写真1 MobileDISHのアンテナ 写真2 AT&T CruiseCast
直径1メートルはあろうかという、MobileDISHの巨大なアンテナ。こんなのを取り付けて軍事施設のそばを走っていたらスパイではないかと疑われそうだ。 "Best of CES Awards"の表示の手前にあるのが、AT&T CruiseCastのアンテナ。「子供の自転車用ヘルメットと同じ程度の大きさ」と説明されている。

 しかし、問題は料金だ。

 「初期費用に10万円以上」という時点で導入へのハードルはかなり高いのだが、さらに「毎月2,700円」を支払うというサービスが受け容れられるのだろうか? アメリカ人がこの料金をどう感じているのか知りたくて、インターネットで検索してみた。すると、いくつかの情報がヒットした。しかし、「法外に高い」という意見は見当たらず、「リーズナブルな料金」というコメントすらあった。今時、車に衛星TVを取り付けようと考えるようなユーザにとっては、支払えない料金ではないということか?

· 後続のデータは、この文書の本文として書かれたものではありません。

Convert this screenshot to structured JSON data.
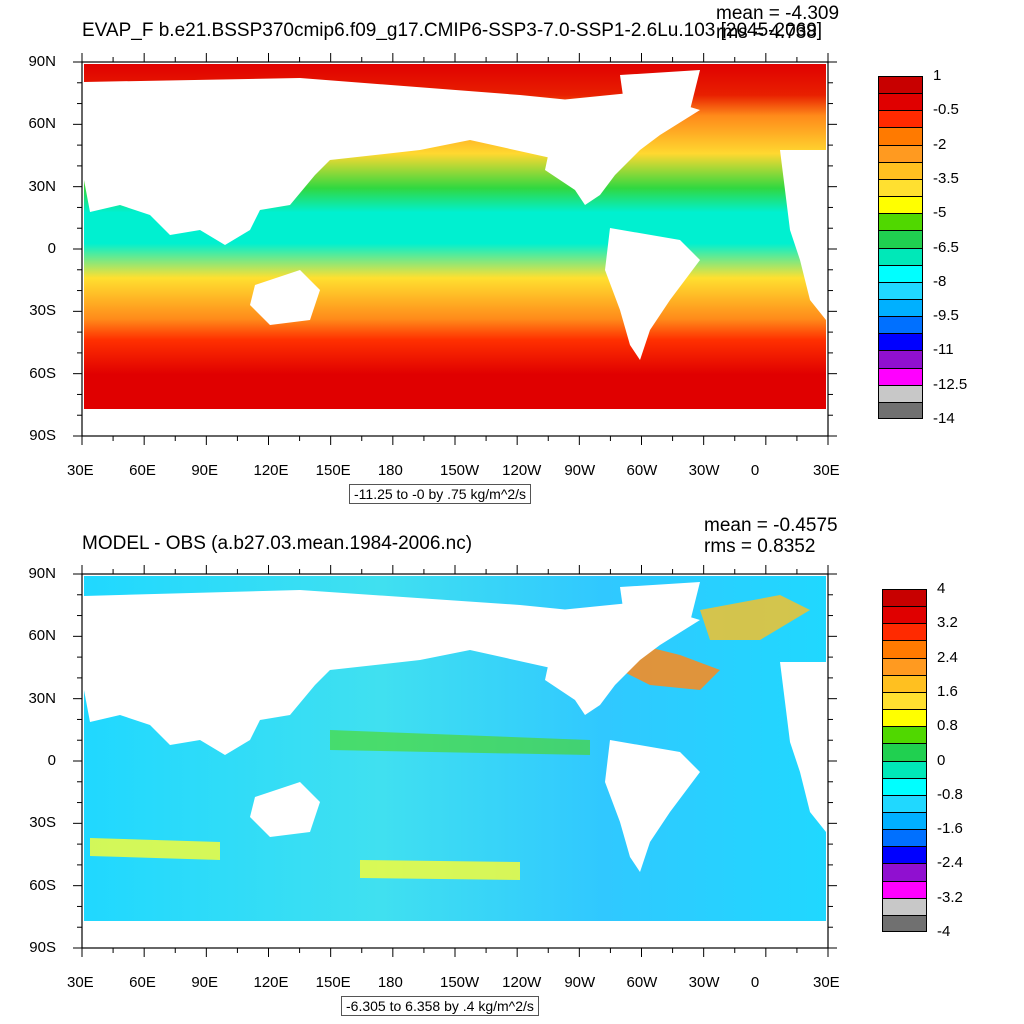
{
  "panels": [
    {
      "title": "EVAP_F b.e21.BSSP370cmip6.f09_g17.CMIP6-SSP3-7.0-SSP1-2.6Lu.103 [2045-2069]",
      "mean_label": "mean = -4.309",
      "rms_label": "rms = 4.738",
      "info": "-11.25 to -0 by .75 kg/m^2/s",
      "colorbar_labels": [
        "1",
        "-0.5",
        "-2",
        "-3.5",
        "-5",
        "-6.5",
        "-8",
        "-9.5",
        "-11",
        "-12.5",
        "-14"
      ],
      "colorbar_colors": [
        "#c80000",
        "#e00000",
        "#ff2a00",
        "#ff7a00",
        "#ff9a20",
        "#ffc020",
        "#ffe030",
        "#ffff00",
        "#50d800",
        "#20d050",
        "#00e8b8",
        "#00ffff",
        "#20d8ff",
        "#00b0ff",
        "#0070ff",
        "#0000ff",
        "#9010d0",
        "#ff00ff",
        "#c8c8c8",
        "#707070"
      ]
    },
    {
      "title": "MODEL - OBS (a.b27.03.mean.1984-2006.nc)",
      "mean_label": "mean = -0.4575",
      "rms_label": "rms = 0.8352",
      "info": "-6.305 to 6.358 by .4 kg/m^2/s",
      "colorbar_labels": [
        "4",
        "3.2",
        "2.4",
        "1.6",
        "0.8",
        "0",
        "-0.8",
        "-1.6",
        "-2.4",
        "-3.2",
        "-4"
      ],
      "colorbar_colors": [
        "#c80000",
        "#e00000",
        "#ff2a00",
        "#ff7a00",
        "#ff9a20",
        "#ffc020",
        "#ffe030",
        "#ffff00",
        "#50d800",
        "#20d050",
        "#00e8b8",
        "#00ffff",
        "#20d8ff",
        "#00b0ff",
        "#0070ff",
        "#0000ff",
        "#9010d0",
        "#ff00ff",
        "#c8c8c8",
        "#707070"
      ]
    }
  ],
  "lat_labels": [
    "90N",
    "60N",
    "30N",
    "0",
    "30S",
    "60S",
    "90S"
  ],
  "lon_labels": [
    "30E",
    "60E",
    "90E",
    "120E",
    "150E",
    "180",
    "150W",
    "120W",
    "90W",
    "60W",
    "30W",
    "0",
    "30E"
  ]
}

 メインターゲットは「子供のいるファミリー世帯」。車社会のアメリカでは、家族揃って車で移動するシチュエーションが多い。その時に子供を大人しくさせておくことが結構大変で、マイカーに「バックシートTV」を取り付けている人も少なくない。

写真3 バックシートTV
CESで展示されていたヘッドレスト埋め込み型のバックシートTV
 「バックシートTV」とはその名の通り、「後部座席の人向けのTV」で、前の座席のヘッドレスト部分や天井に取り付ける。子供を後部座席に座らせて、好きなアニメなどのDVDを流しておけば、落ち着いてドライブができるというのだ。

 しかしいくら好きなアニメといっても、同じものばかりでは飽きてしまう。新しいDVDを頻繁に買い足す手間やコストを考えれば、有料衛星TVへの投資が割に合うというケースも出てくる可能性があるという訳だ。

 休日の高速道路料金が1,000円に値下げされたことで、長距離ドライブが増加したと言われる日本。将来、同じような需要が出てくる可能性もないとは言えない。しかし、既に無料のワンセグ放送が広く普及している状況では苦戦は必至であろうか。